В конечном итоге, победа осталась за «западниками», которым удалось убедить молодого вана в своей правоте. Позиции Сон Сиёля и его группировки казались непоколебимыми, но довольно скоро – в 1663 году, южане взяли реванш по той же самой схеме, раздув банальный, в сущности, вопрос, до дела государственной важности. На сей раз дискуссия велась о вопросе: какой долг должен стоять для чиновника выше – долг перед правителем или долг перед предками? Желающие могут отложить ненадолго чтение и попытаться вообразить ситуацию, в которой чиновнику пришлось бы делать подобный выбор. При этом все правила и инструкции, все указы вана, проверялись на соответствие конфуцианским нормам…
Дело было так. Для чиновников, предки которого были убиты маньчжурами во время их нашествий, империя Цин считалась врагом семьи, и правила сыновней почтительности не позволяли оказывать какие-то почести людям Цин и, вообще, иметь с ними дело. И вот представьте, что такому чиновнику выпало участвовать в приеме цинских послов или же отправляться с посольством к цинскому двору. Имеет ли он право отказаться от такого поручения, сохранив при этом лицо и должность? Или же долг перед правителем выше долга перед предками?
Собственно, подобные вопросы могли спокойно решаться в частном порядке. Чиновник мог сообщить о своих обстоятельствах начальству и его аргументы были бы непременно приняты во внимание, поскольку все начальники следовали конфуцианским нормам. Для чего же тогда понадобилось называть яйцо горой[131]?
Все очень просто, и можно только восхититься коварству Хо Чжока, который искусно заманил своего оппонента в ловушку. Было ясно, что Сон Сиёль, строгий приверженец конфуцианских догм и хранитель устоев, поставит сыновний долг выше служебного. Поступить иначе Сон Сиёль просто не мог, это означало бы для него потерю лица. В то же время, нетрудно было догадаться, что вану придется по душе альтернативная точка зрения, которую поддерживал Хо Чжок. Так оно и вышло – ван Хёнджон, его драгоценная супруга и придворные чины поддержали «южан». В результате влияние «южан» значительно возросло.

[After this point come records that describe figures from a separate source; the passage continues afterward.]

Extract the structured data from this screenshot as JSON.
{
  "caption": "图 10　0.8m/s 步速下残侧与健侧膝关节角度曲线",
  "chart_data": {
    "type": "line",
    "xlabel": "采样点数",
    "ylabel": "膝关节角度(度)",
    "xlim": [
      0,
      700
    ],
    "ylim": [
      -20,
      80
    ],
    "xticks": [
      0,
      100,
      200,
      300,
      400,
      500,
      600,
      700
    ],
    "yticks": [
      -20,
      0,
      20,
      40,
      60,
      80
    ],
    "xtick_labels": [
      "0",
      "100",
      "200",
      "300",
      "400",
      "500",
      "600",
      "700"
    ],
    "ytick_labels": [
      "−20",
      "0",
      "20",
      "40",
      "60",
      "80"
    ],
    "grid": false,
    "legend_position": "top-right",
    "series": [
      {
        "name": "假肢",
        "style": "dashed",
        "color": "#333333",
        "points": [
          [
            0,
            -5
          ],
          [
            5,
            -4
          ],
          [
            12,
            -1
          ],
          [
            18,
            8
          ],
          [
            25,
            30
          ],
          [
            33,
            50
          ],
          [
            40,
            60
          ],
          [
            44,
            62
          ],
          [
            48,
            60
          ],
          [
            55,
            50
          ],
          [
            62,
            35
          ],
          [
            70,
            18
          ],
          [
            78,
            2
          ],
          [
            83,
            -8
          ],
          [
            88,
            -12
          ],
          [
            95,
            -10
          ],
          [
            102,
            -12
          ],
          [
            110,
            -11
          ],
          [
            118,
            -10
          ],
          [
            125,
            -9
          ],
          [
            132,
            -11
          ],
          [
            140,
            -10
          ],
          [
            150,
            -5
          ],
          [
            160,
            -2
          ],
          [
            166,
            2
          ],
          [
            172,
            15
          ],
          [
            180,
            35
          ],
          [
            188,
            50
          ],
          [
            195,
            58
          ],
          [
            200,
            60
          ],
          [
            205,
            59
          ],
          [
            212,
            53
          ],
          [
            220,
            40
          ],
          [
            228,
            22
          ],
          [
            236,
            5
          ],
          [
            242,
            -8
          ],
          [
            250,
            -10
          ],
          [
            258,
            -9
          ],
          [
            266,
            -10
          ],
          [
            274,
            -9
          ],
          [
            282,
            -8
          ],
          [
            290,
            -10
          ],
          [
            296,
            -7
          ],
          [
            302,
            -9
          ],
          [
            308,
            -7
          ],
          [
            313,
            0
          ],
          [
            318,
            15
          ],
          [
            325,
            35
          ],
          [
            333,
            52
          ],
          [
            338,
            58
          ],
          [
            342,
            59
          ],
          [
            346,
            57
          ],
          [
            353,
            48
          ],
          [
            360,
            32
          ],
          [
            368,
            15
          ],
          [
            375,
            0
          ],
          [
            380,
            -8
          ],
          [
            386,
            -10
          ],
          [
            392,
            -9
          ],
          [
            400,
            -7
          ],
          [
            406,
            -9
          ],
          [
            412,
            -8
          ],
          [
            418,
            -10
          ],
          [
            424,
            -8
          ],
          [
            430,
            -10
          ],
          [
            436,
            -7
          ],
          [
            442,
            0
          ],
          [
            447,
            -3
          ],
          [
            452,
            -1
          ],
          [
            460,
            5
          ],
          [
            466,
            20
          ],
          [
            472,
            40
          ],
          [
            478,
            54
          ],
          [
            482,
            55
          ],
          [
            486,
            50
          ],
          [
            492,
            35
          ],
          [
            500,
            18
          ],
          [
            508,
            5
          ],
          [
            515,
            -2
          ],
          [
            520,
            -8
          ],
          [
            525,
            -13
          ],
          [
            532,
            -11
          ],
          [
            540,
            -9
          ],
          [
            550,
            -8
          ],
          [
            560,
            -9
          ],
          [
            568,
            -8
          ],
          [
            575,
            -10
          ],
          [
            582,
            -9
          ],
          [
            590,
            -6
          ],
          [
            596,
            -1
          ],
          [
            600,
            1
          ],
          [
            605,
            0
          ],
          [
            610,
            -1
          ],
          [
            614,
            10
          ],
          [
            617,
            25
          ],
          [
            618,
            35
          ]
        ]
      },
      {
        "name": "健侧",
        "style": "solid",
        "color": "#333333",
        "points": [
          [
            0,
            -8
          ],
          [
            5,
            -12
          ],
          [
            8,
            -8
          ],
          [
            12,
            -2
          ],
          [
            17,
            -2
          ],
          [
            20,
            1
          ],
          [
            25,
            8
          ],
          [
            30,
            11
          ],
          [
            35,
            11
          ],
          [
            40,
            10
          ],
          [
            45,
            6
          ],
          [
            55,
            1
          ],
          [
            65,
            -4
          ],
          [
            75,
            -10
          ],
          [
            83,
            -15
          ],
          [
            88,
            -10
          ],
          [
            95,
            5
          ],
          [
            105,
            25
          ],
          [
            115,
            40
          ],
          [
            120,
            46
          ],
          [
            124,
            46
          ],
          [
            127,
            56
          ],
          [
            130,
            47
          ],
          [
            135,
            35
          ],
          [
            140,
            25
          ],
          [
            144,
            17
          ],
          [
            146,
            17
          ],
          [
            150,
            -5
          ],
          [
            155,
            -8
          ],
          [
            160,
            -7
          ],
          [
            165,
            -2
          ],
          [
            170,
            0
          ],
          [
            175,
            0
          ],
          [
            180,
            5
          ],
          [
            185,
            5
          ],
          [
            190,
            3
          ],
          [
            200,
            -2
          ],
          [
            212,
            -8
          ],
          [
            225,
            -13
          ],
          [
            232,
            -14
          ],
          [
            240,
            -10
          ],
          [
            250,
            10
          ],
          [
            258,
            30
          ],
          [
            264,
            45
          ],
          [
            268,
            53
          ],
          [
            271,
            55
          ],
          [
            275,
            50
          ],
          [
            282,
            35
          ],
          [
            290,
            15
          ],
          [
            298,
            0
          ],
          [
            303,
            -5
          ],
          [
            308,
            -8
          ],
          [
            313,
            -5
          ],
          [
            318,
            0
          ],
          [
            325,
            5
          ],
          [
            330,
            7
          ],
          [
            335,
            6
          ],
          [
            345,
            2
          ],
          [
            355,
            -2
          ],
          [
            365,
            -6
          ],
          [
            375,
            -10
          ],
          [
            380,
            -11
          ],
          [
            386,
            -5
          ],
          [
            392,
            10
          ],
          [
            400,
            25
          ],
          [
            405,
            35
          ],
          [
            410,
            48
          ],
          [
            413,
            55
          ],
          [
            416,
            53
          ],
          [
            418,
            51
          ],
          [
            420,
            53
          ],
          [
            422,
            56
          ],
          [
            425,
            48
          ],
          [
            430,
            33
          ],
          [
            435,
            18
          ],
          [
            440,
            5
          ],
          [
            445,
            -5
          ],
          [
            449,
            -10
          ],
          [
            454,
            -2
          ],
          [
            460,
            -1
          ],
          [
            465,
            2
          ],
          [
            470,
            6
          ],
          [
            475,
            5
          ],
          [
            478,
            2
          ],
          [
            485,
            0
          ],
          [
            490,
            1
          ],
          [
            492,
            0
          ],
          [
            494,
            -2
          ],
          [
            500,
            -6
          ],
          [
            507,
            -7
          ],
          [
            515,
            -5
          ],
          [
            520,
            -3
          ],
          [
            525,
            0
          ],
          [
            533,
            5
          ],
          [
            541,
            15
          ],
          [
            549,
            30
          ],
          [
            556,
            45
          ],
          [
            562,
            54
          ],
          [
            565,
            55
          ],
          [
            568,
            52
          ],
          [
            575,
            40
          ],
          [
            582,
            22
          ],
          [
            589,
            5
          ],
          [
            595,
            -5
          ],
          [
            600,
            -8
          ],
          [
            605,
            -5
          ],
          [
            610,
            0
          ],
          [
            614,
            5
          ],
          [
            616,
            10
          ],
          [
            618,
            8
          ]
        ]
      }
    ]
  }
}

Как уже говорилось, плюрализм в политике может быть и полезным, и бесполезным, и вредным. То же самое можно сказать и об отсутствии плюрализма. Изрядно потеснив «западников» (потеснив, но не вытеснив совсем), «южане» окончательно свернули военную реформу, сторонником продолжения которой выступал Сон Сиёль. На тот момент такое решение было обоснованным и благоприятным. Однако больше ничего полезного для государства Хо Чжок и его сторонники не сделали.
Между тем, сельское хозяйство находилось в упадке и нуждалось в поддержке. Также необходимо было развивать торговлю и помогать населению при бедствиях. В правление Хёнджона, а именно в 1671–1672 годах, свирепствовал опустошительный голод, вызванный неурожаями вследствие необычайно холодной погоды. В таких условиях можно было задуматься об отзыве Небесного Мандата. Но «южане» и «западники» были заняты противоборством друг с другом и уделяли этому делу большую часть своих сил, вместо того чтобы заботиться о народе и государстве.
В 1674 году, под самый конец правления вана Хёнджона, у «южан» появился шанс достичь желаемого в ходе так называемого Второго есона. Скончалась жена Хёджона и мать Хёнджона Инсон-ванху, и надо было решить, как долго станет Чаннёль-ванху носить траур по жене своего приемного сына. Как и при Первом есоне, проблема была искусственно создана ради сведения счетов. Чаннёль-ванху собиралась носить санбок[132] в течение года, и ван Хёнджон согласился с ее решением, так как речь шла о супруге правителя. Однако же Сон Сиёль, желавший отыграться за поражение одиннадцатилетней давности, напомнил о том, что ван Хёджон не был старшим сыном, следовательно, траур по его жене следует носить девять месяцев, а не год, как положено после смерти старшей невестки.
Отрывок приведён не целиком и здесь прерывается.